Слушателя опять-таки не пронимает.

Конечно, истина все-таки не в ней, не в централизации, — продолжает тот же Феденька, — конечно, местное самоуправление есть единственная разумная форма, в которой человек может воспитаться к гражданственности. Но, выражаясь о централизации с почтением, я разумею здесь не более как политическую школу, чрез которую не бесполезно и даже необходимо пройти для того, чтобы впоследствии пользоваться самоуправлением без вредных преувеличений. Итак, повторяю: истина в самоуправлении…

И опять-таки пошел, и пошел.

И нужды нет, что здесь что ни слово, то противоречие, или самое жалкое непонимание того, о чем идет речь. Невозмутимость вполне заменяет здесь логику и все сглаживает, по пословице: не знаем, что выйдет, а подадим горячо.

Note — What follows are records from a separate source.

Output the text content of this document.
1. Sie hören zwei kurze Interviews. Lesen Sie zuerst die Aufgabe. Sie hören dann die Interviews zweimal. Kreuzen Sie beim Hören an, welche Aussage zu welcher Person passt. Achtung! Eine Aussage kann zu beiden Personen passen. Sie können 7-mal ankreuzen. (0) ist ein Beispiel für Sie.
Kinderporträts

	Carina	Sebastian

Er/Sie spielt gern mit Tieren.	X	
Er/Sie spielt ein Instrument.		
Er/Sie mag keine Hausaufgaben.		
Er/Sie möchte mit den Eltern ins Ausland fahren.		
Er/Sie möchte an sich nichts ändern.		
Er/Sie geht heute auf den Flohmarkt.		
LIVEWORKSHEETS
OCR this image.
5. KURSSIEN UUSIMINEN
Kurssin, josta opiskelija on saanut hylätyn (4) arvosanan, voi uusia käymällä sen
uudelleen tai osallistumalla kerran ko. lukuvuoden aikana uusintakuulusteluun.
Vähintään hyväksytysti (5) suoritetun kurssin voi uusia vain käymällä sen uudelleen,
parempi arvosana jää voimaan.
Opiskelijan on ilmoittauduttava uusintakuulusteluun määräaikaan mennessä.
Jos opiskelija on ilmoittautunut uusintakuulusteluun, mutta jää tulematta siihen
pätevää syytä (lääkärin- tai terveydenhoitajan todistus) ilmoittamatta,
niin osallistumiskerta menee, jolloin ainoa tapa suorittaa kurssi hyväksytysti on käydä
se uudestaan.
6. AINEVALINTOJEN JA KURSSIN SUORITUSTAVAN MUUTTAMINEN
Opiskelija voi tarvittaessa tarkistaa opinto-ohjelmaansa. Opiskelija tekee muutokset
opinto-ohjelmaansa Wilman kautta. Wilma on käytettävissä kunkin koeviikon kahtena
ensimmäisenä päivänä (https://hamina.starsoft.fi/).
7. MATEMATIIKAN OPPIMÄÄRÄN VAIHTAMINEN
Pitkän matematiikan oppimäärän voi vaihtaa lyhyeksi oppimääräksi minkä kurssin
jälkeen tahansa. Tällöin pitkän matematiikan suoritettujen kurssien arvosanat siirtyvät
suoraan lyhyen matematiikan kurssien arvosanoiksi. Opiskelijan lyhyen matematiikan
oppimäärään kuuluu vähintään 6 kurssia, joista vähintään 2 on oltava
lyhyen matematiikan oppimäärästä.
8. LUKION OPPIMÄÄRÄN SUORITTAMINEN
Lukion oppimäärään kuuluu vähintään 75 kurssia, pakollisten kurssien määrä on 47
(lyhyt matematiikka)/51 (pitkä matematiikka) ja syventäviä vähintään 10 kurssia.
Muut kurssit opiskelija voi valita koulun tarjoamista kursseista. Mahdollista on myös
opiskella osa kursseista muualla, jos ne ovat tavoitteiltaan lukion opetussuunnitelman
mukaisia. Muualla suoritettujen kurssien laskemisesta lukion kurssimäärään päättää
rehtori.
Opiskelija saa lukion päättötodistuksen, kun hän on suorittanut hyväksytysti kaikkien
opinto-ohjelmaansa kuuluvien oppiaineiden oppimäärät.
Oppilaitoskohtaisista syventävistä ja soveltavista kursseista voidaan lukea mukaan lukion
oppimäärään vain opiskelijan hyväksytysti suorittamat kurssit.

Говорят еще многие, что, несмотря на всевозможные декоративные украшения, старые драбанты все-таки еще не исчезают со сцены, что они еще в силе, хотя и за кулисами, и что невозможно на сцене ни одного дела обделать, не сбегавши за кулисы. Не отвергая основательности подобного слуха, я, однако ж, не нахожу в нем ничего такого, что могло бы внушить опасения. Напротив того, вижу премудрость. Ибо если б на свете существовали одни декоративные украшения, кто же бы стал дело делать? Мне нужно, например, у соседа землю оттягать или от соседа-сутяги отделаться, что я предприму? Конечно, я прежде всего отправлюсь к хорошенькому быстроглазому бюрократику, но для чего отправлюсь? Для того единственно: уж сделай милость, не суй ты своего носа в мое дело.

А самое дело все-таки сделаю не с ним, а с старым драбантом, который поймет, чего я желаю, примет мзду и настрочит что мне хочется. А быстроглазый подпишет. И вот таким-то образом может случиться, что я в одно и то же время буду и обворожен и удовлетворен.

Нечего и говорить, что Феденька фотографировал себя во всех возможных видах: и в группах, и в одиночку, и костюмированным: и просто в пиджаках, и с скрещенными на груди руками, и гуляющим с тросточкой в руках. В особенности любил он одну позу: стоит, сердечный, в пиджаке и куда-то смотрит, словно думает; на губах мелькает грустно сдержанная улыбка, на челе — печать. Нос — учтивый; правая рука держит книжку и лениво опустилась вдоль туловища; левая — не знает, что предпринять. Однажды Феденька даже вознамерился снять с себя настоящий портрет, но по неопытности вместо Зарянки адресовался к Айвазовскому, а Айвазовский, с своей стороны, вместо портрета нарисовал морской пейзаж, Феденьку же изобразил в верхнем углу картины в виде солнца, высматривающего из-за туч. Нельзя сказать, что Феденька не был польщен картинкой, однако ж понял, что это не более как аллегория, и потому дозволил продать портрет купцу Лапушникову, у которого в скором времени загадили его мухи…

Мораль

Неопытный администратор! К тебе обращаю я речь мою! Здесь кончается первая половина административного странствования друга моего Феденьки. Всех романсов этого периода три. В первом («Здравствуй, милая, хорошая моя!») герой наш выступает еще неверными шагами; он еще рекомендуется и заискивает; он всех называет своими руководителями, ко всем взывает о содействии, но главнейше надеется на помощь божию. Во втором романсе («На заре ты ее не буди») он приобретает поступь, очевидно более твердую. Он покушается овладеть движением, возникшим вследствие пробуждения отечественных сил, и усилия его на этом поприще сопровождаются даже успехом. Наконец, в настоящем романсе, он уже овладел движением и пытается увенчать здание. Таково содержание первой половины административной деятельности моего героя. Характер ее, очевидно, либеральный, Феденька старается действовать лаской и кроткими мерами. Он убеждает и просит понять; хотя же при этом немилосердно врет, но врет, так сказать, в видах собственной пользы. Какой будет иметь исход эта либерально-пустопорожняя деятельность и не заключает ли какого-либо зловещего предзнаменования заключающее ее слово «раззорю» — это покажет нам будущее, то есть будущие наши романсы.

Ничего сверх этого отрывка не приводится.